Bestandsanlagen in der Cloud
Für die Cloud-Anbindung einer Bestandsanlage bietet sich das Modul Simatic CloudConnect 7 an, dass zyklisch die projektierten Daten aus den vorhandenen Steuerungen, zum Beispiel Simatic S7-300 oder S7-400, abfragt und je nach Triggerbedingung – zyklisch, zeitgesteuert, Schwellwert-überwacht – an die Cloud weiterleitet. Für die Konfiguration des CloudConnect 7 wird die Projektierung der Bestandsanlage genutzt. Die Konfiguration für die Bestandsanlage selbst muss nicht geändert oder angepasst werden.
Wird ein flexibles IIoT-Gateway gewünscht, über das Feldgeräte über WLAN oder Ethernet mit der Cloud verbunden werden sollen, empfiehlt sich das Modul Ruggedcom RX1400. Durch die Schnittstellenvielfalt und die Unterstützung von LTE-Mobilfunk ist es sehr flexibel einsetzbar. Auch bietet es sich für diverse Vorverarbeitungen der Daten an und ist für extreme Umgebungsbedingungen ausgelegt.
In allen Szenarien erfolgt die Anbindung an die Cloud über das offene Protokoll MQTT (Message Queuing Telemetry Transport), das von einer Vielzahl an Cloud-Anbietern unterstützt wird und damit aktuell quasi „den kleinsten gemeinsamen Nenner“ für Cloud-Connectivity darstellt. Über Profile werden alle notwendigen Parameter für die Schnittstellen-Konfiguration zur Cloud-Anbindung eingestellt.
Sinnvoller Cloud-Transfer
Momentan werden die Cloud-Plattformen MindSphere (das IoT-Betriebssystem von Siemens), Microsoft Azure, IBM Cloud und Amazon Web Services (AWS) unterstützt. Die Offenheit zur Anbindung an weitere Plattformen ist gewährleistet.
Obwohl möglich, erscheint es jedoch wenig sinnvoll, jeden einzelnen Prozess- oder Sensorwert an die Cloud zu übertragen.
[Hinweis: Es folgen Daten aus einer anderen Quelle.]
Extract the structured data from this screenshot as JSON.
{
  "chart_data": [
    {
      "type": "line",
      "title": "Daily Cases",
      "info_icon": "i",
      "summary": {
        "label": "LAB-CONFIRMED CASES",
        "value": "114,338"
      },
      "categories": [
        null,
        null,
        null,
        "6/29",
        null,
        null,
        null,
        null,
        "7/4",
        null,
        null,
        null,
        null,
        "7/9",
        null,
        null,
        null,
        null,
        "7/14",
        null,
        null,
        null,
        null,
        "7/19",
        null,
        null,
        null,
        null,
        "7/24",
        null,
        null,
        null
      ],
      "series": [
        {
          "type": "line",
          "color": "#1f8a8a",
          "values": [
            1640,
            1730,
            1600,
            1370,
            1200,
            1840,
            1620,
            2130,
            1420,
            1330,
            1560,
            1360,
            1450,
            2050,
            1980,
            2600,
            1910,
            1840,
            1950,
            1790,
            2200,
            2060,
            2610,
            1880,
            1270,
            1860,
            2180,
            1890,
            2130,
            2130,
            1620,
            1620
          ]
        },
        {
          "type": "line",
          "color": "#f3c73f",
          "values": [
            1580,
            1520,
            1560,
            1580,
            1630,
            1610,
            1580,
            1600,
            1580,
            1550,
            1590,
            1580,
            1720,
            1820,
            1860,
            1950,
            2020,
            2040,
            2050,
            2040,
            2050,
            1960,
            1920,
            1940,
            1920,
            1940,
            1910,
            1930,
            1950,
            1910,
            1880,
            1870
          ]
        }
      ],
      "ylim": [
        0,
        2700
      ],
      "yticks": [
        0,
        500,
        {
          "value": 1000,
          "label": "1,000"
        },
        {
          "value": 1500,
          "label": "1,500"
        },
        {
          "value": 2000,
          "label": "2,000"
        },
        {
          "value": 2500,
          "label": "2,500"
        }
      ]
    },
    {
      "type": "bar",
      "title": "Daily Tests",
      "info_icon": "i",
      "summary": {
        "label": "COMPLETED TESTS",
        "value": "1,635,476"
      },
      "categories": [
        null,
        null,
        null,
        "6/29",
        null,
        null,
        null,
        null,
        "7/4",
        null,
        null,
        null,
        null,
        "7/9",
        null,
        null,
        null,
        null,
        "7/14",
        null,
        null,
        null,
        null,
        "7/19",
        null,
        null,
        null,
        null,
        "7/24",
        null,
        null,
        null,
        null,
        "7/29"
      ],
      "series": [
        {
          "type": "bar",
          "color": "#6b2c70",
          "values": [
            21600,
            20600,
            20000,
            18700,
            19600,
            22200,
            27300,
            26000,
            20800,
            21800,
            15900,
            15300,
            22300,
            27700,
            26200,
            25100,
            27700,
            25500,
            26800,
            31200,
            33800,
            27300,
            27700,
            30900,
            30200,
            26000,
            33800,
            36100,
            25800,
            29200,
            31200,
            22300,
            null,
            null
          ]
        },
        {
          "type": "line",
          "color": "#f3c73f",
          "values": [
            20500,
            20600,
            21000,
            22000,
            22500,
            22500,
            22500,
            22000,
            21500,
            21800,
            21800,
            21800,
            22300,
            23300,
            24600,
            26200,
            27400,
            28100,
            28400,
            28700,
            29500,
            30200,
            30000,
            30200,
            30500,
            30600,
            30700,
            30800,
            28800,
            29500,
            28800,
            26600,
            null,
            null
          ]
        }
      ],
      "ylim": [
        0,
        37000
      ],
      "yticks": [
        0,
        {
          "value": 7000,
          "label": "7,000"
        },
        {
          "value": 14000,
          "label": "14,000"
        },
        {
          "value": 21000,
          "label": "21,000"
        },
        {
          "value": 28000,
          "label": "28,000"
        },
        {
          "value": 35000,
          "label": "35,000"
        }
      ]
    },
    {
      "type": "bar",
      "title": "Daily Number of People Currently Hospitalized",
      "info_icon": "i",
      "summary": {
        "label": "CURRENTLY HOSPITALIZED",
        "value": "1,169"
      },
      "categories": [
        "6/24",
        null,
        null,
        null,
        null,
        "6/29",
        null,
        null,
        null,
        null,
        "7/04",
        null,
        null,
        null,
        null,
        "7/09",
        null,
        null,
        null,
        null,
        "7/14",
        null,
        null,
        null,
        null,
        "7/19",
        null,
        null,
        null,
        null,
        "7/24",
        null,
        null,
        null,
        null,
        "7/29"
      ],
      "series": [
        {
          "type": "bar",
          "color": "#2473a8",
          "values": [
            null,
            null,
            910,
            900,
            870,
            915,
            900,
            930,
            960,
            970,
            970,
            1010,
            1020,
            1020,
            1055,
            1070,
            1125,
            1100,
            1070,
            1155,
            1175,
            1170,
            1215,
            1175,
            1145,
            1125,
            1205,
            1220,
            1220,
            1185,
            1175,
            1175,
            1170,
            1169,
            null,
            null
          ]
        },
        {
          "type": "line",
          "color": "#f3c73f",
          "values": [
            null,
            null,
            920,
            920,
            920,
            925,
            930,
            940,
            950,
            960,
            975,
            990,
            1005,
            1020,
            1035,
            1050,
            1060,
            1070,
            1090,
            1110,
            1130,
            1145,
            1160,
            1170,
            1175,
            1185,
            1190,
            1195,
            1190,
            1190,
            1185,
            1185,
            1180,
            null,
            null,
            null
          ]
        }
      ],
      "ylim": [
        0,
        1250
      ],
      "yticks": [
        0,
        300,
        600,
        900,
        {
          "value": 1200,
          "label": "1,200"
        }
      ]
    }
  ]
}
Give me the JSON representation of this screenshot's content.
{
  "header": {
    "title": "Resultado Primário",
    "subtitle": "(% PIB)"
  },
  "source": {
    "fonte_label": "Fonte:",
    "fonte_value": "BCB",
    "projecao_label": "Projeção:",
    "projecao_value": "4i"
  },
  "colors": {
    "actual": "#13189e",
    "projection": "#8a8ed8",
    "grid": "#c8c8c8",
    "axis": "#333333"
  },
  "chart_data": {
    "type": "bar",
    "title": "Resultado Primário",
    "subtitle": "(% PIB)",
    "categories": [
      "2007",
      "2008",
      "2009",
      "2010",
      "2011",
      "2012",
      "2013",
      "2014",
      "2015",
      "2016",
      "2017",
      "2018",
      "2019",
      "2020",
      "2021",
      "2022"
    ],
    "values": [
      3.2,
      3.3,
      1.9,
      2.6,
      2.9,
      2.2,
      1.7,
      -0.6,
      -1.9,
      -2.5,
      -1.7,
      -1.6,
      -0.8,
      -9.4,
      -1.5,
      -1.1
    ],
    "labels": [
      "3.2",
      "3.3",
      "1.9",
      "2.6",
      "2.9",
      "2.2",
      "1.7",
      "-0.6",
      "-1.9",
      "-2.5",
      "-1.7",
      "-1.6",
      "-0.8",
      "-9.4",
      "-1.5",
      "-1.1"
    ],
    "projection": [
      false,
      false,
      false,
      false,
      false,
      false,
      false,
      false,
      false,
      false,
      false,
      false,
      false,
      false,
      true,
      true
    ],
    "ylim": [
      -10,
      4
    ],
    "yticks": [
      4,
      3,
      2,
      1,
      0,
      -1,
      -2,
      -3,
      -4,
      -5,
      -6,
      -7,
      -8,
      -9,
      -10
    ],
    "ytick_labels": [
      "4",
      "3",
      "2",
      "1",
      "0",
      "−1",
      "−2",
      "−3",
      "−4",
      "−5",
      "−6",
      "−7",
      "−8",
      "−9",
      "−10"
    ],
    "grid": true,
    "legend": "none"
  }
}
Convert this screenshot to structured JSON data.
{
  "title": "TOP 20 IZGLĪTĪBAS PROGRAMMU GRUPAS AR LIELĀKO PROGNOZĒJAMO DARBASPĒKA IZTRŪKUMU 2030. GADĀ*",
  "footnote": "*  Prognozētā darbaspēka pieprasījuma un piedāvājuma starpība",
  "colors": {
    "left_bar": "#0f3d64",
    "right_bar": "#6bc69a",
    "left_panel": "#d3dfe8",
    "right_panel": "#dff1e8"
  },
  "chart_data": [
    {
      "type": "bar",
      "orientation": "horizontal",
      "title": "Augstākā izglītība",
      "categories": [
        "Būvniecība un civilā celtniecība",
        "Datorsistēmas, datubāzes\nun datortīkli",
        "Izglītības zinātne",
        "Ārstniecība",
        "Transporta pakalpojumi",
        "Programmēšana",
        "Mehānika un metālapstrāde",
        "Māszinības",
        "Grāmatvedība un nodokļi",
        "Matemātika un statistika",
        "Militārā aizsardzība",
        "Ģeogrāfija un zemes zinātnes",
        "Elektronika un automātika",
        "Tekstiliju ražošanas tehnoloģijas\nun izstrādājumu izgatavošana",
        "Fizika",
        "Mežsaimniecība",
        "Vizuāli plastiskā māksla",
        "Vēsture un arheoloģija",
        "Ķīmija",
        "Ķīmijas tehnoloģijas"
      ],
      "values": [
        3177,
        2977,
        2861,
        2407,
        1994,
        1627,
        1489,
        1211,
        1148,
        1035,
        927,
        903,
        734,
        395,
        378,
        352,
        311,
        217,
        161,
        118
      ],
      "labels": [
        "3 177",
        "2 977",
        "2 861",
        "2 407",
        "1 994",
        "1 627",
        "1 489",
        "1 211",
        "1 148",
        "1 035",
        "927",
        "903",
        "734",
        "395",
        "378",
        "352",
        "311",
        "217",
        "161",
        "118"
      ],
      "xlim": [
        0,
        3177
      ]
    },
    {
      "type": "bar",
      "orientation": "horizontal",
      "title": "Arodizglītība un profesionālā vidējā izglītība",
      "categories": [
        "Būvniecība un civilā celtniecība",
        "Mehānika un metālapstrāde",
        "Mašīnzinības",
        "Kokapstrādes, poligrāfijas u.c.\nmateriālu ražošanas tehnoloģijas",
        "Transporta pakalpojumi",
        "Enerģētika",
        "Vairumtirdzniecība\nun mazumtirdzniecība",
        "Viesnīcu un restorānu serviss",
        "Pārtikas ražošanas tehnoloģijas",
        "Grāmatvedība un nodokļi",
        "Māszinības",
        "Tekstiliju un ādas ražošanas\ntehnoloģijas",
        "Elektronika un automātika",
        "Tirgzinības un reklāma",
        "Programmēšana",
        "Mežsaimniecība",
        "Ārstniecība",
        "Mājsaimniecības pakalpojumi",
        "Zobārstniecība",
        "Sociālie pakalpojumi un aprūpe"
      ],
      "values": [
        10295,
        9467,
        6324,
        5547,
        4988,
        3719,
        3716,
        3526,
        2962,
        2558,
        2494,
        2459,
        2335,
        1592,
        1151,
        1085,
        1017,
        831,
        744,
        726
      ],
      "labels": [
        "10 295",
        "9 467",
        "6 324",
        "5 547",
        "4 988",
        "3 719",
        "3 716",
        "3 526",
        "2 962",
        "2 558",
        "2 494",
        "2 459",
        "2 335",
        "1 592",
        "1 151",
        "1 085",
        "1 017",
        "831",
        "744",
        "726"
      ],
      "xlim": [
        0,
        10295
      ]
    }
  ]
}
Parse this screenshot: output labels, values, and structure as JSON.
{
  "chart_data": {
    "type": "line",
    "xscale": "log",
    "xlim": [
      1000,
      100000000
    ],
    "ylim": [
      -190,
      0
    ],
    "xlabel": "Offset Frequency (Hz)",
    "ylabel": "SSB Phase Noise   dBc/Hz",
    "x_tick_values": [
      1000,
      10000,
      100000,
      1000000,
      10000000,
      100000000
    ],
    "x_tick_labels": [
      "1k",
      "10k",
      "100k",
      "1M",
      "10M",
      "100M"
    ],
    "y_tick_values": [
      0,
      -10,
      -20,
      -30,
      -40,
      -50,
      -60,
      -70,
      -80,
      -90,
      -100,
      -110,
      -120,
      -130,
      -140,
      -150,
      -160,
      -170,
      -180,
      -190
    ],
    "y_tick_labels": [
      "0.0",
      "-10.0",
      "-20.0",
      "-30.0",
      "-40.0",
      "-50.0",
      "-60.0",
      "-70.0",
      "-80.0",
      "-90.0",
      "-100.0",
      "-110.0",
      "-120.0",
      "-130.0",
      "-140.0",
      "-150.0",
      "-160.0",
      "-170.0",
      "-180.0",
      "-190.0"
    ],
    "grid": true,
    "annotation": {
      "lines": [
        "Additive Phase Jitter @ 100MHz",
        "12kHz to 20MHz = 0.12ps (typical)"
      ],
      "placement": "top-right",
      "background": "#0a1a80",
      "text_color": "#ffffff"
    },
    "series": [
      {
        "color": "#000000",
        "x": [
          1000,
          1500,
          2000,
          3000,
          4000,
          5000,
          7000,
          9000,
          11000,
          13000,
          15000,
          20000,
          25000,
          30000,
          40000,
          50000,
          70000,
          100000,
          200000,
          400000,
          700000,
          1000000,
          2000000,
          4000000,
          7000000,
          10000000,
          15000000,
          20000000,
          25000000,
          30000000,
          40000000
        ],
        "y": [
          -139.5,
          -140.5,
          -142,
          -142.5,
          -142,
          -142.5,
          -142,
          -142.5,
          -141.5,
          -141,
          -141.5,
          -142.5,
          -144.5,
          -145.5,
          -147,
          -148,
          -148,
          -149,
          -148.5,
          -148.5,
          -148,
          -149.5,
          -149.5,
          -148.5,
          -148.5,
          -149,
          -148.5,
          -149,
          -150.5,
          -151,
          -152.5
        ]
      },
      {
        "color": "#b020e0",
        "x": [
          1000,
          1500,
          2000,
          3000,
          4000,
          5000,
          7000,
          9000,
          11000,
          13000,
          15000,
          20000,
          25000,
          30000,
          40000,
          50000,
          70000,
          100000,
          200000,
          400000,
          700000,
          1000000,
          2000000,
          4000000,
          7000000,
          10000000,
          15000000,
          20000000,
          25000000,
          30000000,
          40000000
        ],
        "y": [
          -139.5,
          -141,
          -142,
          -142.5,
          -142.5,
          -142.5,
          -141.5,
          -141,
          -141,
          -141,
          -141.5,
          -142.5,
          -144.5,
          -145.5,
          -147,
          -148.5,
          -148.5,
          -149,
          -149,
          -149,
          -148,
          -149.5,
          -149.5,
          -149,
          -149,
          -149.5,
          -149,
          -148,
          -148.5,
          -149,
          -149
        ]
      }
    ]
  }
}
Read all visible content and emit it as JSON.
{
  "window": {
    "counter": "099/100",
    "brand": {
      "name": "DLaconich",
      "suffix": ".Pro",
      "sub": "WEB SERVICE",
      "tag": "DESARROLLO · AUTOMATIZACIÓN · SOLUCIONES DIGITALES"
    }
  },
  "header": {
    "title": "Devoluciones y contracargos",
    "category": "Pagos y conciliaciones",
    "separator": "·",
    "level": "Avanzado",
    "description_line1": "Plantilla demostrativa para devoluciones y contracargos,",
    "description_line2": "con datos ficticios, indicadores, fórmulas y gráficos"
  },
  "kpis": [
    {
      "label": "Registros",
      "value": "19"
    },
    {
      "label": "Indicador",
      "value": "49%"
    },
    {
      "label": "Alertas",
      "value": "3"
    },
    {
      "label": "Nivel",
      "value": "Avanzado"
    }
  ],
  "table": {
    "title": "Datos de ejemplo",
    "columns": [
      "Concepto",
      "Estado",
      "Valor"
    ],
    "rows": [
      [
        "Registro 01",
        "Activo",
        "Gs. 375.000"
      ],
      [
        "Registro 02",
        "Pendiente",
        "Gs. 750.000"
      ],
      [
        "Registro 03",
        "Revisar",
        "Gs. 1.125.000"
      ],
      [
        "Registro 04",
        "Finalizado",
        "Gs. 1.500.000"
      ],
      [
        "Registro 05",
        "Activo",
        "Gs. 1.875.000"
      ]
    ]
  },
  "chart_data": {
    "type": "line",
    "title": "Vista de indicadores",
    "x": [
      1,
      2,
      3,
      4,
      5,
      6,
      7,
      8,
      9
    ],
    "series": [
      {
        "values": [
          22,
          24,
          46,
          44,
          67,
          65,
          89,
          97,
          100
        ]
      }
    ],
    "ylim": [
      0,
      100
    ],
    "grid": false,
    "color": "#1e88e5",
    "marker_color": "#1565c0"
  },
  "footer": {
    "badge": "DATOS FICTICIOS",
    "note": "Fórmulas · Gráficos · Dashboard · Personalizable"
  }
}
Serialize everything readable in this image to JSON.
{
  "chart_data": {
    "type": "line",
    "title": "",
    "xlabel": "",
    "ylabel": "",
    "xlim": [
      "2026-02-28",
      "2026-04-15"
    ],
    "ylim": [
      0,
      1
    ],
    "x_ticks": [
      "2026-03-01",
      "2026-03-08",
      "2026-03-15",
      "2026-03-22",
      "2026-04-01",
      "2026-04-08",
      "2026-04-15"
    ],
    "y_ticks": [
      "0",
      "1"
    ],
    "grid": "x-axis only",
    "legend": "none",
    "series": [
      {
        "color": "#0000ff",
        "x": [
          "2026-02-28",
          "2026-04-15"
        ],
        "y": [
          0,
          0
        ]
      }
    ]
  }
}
Vielmehr ist eine aus Anwendungssicht sinnvolle Datenaggregation und Datenvorverarbeitung notwendig, um die Datenflut zu reduzieren und Online-Kosten zu optimieren. Neben der Vorverarbeitung in der Steuerung selbst bietet das Modul Ruggedcom RX1400 über die Programmierung eine effiziente Datenvorverarbeitung an, um in einer möglichen Integrationsstufe auch als Edge-Device zu fungieren.